A UX researcher I work with described the problem this way: software development keeps accelerating, the research repository cannot keep up, and structured reports are easier to generate than ever and harder than ever to read in depth. She'd been creating digestible per-individual Claude instance reports for the product leads and designers who needed to act on the findings. Fragmented. Manual. Each one disconnected from every new insight that arrived after it shipped.

For a long time I'd have agreed the fix was better reports. Tighter executive summaries, more visual one-pagers, a stronger top-of-document headline. Helping engineering teams hit the same wall and work through it changed my read.

Your research repository has a retrieval problem, not a reports problem. And every fix that leaves retrieval untouched, including the habit of loading reports into individual Claude instances one at a time, leaves the disconnect intact.

The Problem Isn't Reports. It's Retrieval.

This section complicates the standard "make reports better" framing by showing what changes when AI becomes the retrieval layer.

The conventional read of stalled UX research adoption goes like this. The team writes long research reports, the rest of the organization stops reading them, and the answer is to make reports shorter or more visual. Atomic insights as a presentational format. Executive one-pagers. Video summaries. All of those are improvements. None of them addresses why a product manager opening Claude on a Tuesday afternoon can't get an answer to "what did our users say about the onboarding flow last quarter?" without finding, downloading, and pasting in a specific report first.

The Nielsen Norman Group surveyed research repositories across organizations and found that only 9% reach what they call mature and thriving status. (Why Research Repositories Fail and How to Get Them Right, NN/G, 2024-07-26.) 29% have no owner. The pattern is consistent at every organization size. NN/G's read of the underlying issue is direct: "A research repository will not address the root cause problem your company likely has, which is a broken decision-making process based on political power and gut feelings."
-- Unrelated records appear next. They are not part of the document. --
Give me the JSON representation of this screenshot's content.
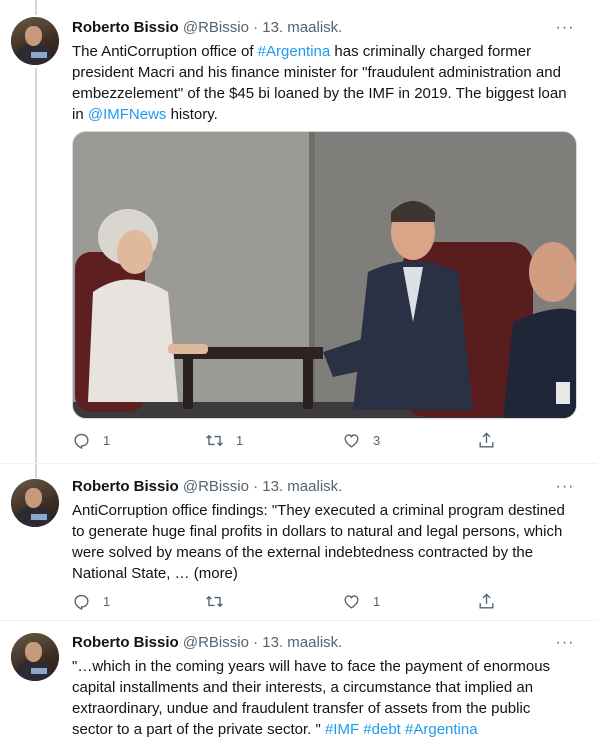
{
  "tweets": [
    {
      "author_name": "Roberto Bissio",
      "handle": "@RBissio",
      "separator": "·",
      "date": "13. maalisk.",
      "text_parts": [
        {
          "t": "The AntiCorruption office of ",
          "link": false
        },
        {
          "t": "#Argentina",
          "link": true
        },
        {
          "t": " has criminally charged former president Macri and his finance minister for \"fraudulent administration and embezzelement\" of the $45 bi loaned by the IMF in 2019. The biggest loan in ",
          "link": false
        },
        {
          "t": "@IMFNews",
          "link": true
        },
        {
          "t": " history.",
          "link": false
        }
      ],
      "has_media": true,
      "counts": {
        "replies": "1",
        "retweets": "1",
        "likes": "3"
      }
    },
    {
      "author_name": "Roberto Bissio",
      "handle": "@RBissio",
      "separator": "·",
      "date": "13. maalisk.",
      "text_parts": [
        {
          "t": "AntiCorruption office findings: \"They executed a criminal program destined to generate huge final profits in dollars to natural and legal persons, which were solved by means of the external indebtedness contracted by the National State,  … ",
          "link": false
        },
        {
          "t": "(more)",
          "link": false
        }
      ],
      "has_media": false,
      "counts": {
        "replies": "1",
        "retweets": "",
        "likes": "1"
      }
    },
    {
      "author_name": "Roberto Bissio",
      "handle": "@RBissio",
      "separator": "·",
      "date": "13. maalisk.",
      "text_parts": [
        {
          "t": "\"…which in the coming years will have to face the payment of enormous capital installments and their interests, a circumstance that implied an extraordinary, undue and fraudulent transfer of assets from the public sector to a part of the private sector. \" ",
          "link": false
        },
        {
          "t": "#IMF",
          "link": true
        },
        {
          "t": " ",
          "link": false
        },
        {
          "t": "#debt",
          "link": true
        },
        {
          "t": " ",
          "link": false
        },
        {
          "t": "#Argentina",
          "link": true
        }
      ],
      "has_media": false,
      "counts": {
        "replies": "",
        "retweets": "",
        "likes": ""
      }
    }
  ],
  "icons": {
    "more": "more-horizontal-icon",
    "reply": "reply-icon",
    "retweet": "retweet-icon",
    "like": "like-icon",
    "share": "share-icon"
  },
  "colors": {
    "link": "#1d9bf0",
    "muted": "#536471",
    "text": "#0f1419"
  }
}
That point is fair. A repository doesn't fix organizational dysfunction. But the pre-LLM framing of the repository was a place where researchers stored reports so other humans could find them later. The post-LLM question is different. The repository is now a place where structured findings live so any team member's AI can pull from them on demand. That shift changes what counts as a well-formed repository, and it changes the failure mode when the structure doesn't match.

The current state of AI use in research is striking.

0 % of research repositories reach mature, thriving status (NN/G)
0 % of orgs say research is essential to all strategy levels (up from 8%, Maze 2026)
0 % of UX researchers now use AI tools (a 24-point jump in one year)
0 % cite hallucinations as their top AI concern (User Interviews)

80% of researchers now use AI tools, a 24-point jump in a single year. 91% cite hallucinations as their primary concern. Only 21% are satisfied with how their team measures research impact. (State of User Research 2025, User Interviews.) Maze's 2026 report found that organizations where research is essential to all strategy levels tripled in one year, from 8% to 22%. (Future of User Research 2026, Maze.) 66% of research teams report increased demand for research, up from 55% the prior year. Supply is not keeping pace. The gap is what teams are trying to close, and the closing strategy on offer (more reports, more frequently, in more digestible formats) leaves the retrieval problem untouched.

This is the same shape engineering teams hit two years ago and worked through. The diagnosis is wrong-layer routing: every directive forced through one mechanism (a CLAUDE.md file in their case, a one-shot Claude chat session in yours), and the team concluding the model is not ready instead of recognizing the architecture is. The fix is the same. Build the infrastructure layer that lets every team member's AI reach into the same source of truth.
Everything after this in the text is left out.